According to the summarised literature data, the hypothesis of this study was that soybean biochar could be successfully applied as a solid carrier for Bacillus PGP strain, in order to develop microbial soil amendment with both beneficial effects on soil quality and plant growth and development. The formulation method, including the biocompatible carriers is recognised as a promising tool in sustainable agriculture, providing a protective role for the producing microorganism as the active component of the product, but also contributing to the overall positive impact on plant cultivation. Maize has been chosen as the economically most important crop worldwide, with an estimated global annual production of 1137 million tons and 197 million hectares under this crop around the world [28]. The principal aim of this study was to investigate conditions for immobilisation of Bacillus sp.

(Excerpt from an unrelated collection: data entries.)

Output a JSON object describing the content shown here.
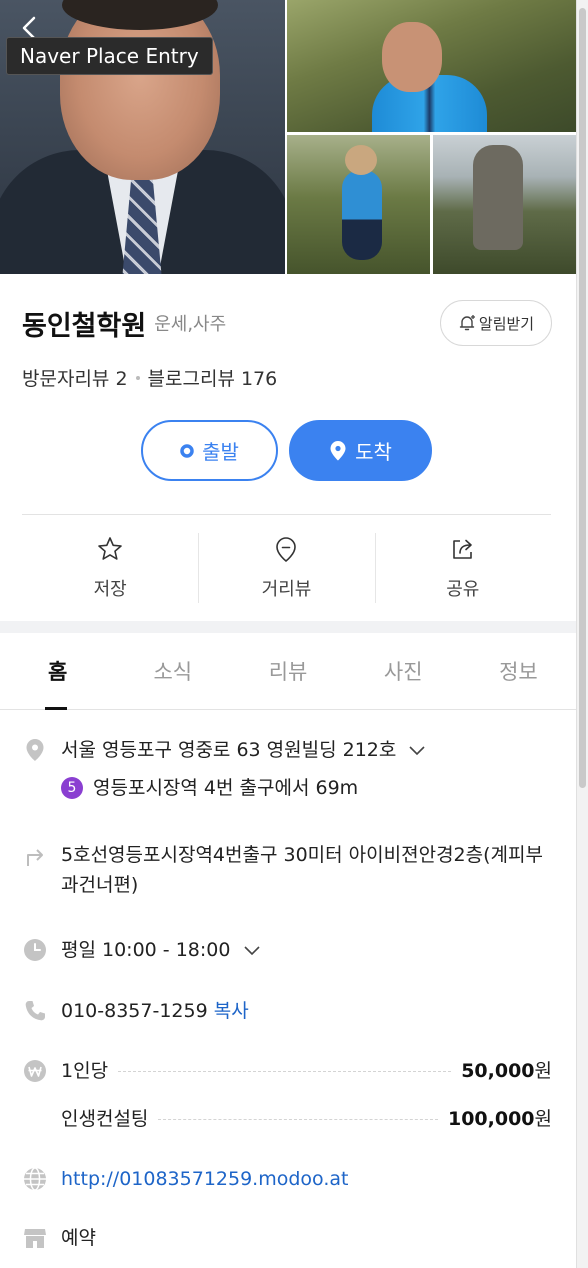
{
  "overlay": {
    "tooltip": "Naver Place Entry"
  },
  "place": {
    "name": "동인철학원",
    "category": "운세,사주",
    "alarm_label": "알림받기",
    "visitor_reviews": "방문자리뷰 2",
    "blog_reviews": "블로그리뷰 176"
  },
  "route": {
    "start_label": "출발",
    "arrive_label": "도착"
  },
  "actions": [
    {
      "label": "저장",
      "icon": "star-icon"
    },
    {
      "label": "거리뷰",
      "icon": "location-pin-icon"
    },
    {
      "label": "공유",
      "icon": "share-icon"
    }
  ],
  "tabs": [
    {
      "label": "홈",
      "active": true
    },
    {
      "label": "소식",
      "active": false
    },
    {
      "label": "리뷰",
      "active": false
    },
    {
      "label": "사진",
      "active": false
    },
    {
      "label": "정보",
      "active": false
    }
  ],
  "details": {
    "address": "서울 영등포구 영중로 63 영원빌딩 212호",
    "subway_line": "5",
    "subway_line_color": "#8a3fd1",
    "subway_text": "영등포시장역 4번 출구에서 69m",
    "directions": "5호선영등포시장역4번출구 30미터 아이비젼안경2층(계피부과건너편)",
    "hours": "평일 10:00 - 18:00",
    "phone": "010-8357-1259",
    "copy_label": "복사",
    "prices": [
      {
        "item": "1인당",
        "amount": "50,000",
        "unit": "원"
      },
      {
        "item": "인생컨설팅",
        "amount": "100,000",
        "unit": "원"
      }
    ],
    "website": "http://01083571259.modoo.at",
    "booking": "예약"
  },
  "colors": {
    "accent": "#3b82f0",
    "link": "#1e65c8"
  }
}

BioSol021, with proven PGP activities, to soybean biochar in order to obtain soil amendment with maximised activity in terms of maize seed germination and initial seedling development.

2. Results and Discussion

2.1. Biochar Characterization

The initial step in biochar characterization was examination of particle size distribution. This was achieved by sieving with the ISO 3310-1:2016 standard set of sieves (aperture sizes of 63, 125, 250, 315, 500, 710, and 1000 µm) (Figure 1). As can be seen, the dominant fraction were particles larger than 1000 μm with a share of 23%, followed by the smallest fraction including particles smaller than 63 μm (18%) and the fraction with biochar particles in the size range 63–125 μm. The presented results also point out the dominant presence of particles smaller than 250 μm (49%), while the share of particles larger than 500 μm was 37%.

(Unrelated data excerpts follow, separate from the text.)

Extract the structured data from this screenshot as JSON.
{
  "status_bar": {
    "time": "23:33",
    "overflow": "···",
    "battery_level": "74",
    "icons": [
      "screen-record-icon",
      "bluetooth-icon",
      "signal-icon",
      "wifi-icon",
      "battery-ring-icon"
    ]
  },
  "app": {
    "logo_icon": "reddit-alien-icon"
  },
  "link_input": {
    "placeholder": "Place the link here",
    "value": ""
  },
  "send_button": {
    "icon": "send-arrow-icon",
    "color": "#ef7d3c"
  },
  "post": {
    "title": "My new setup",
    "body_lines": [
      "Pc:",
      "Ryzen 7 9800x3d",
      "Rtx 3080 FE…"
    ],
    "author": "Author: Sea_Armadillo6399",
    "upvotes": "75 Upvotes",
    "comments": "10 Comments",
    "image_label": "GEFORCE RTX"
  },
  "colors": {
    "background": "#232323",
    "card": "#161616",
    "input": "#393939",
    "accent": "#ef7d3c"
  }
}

The next step was to determine the pH value of each biochar particle fraction, as described in Section 3.1. The decrease in pH value could be observed with the increase in particle size, while all fractions have shown alkaline pH values in the range of 11.64–13.41 (Figure 2). The alkaline pH value of a biochar suspension results from the alkali salts remaining in biochar, while the organic substances are eliminated from the feedstock organic matrix during the pyrolysis process [29]. Hence the biochars produced by pyrolysis usually have a pH value over 7, with an observed increase in pH value following the increase in the pyrolysis temperature [30,31]. This hypothesis is also confirmed for soybean stover biochar, with a pH value of 7.27 ± 0.03 for biochar obtained by pyrolysis at 300 °C, while the biochar produced at pyrolysis temperature of 700 °C has shown a pH value of 11.32 ± 0.02, mostly due to the feedstock dehydration and removal of acidic groups at higher temperatures resulting in more alkaline biochar surface [32]. Biochar’s alkaline nature provides the release of alkaline substances in the soil, counteracting soil acidification [33]. Furthermore, the higher pH value of biochar promotes its application as a soil conditioner to improve soil health, mostly due to improved soil aeration, water content and redox potential, as well as due to reduction in heavy metal contamination by electrostatic interactions [34,35].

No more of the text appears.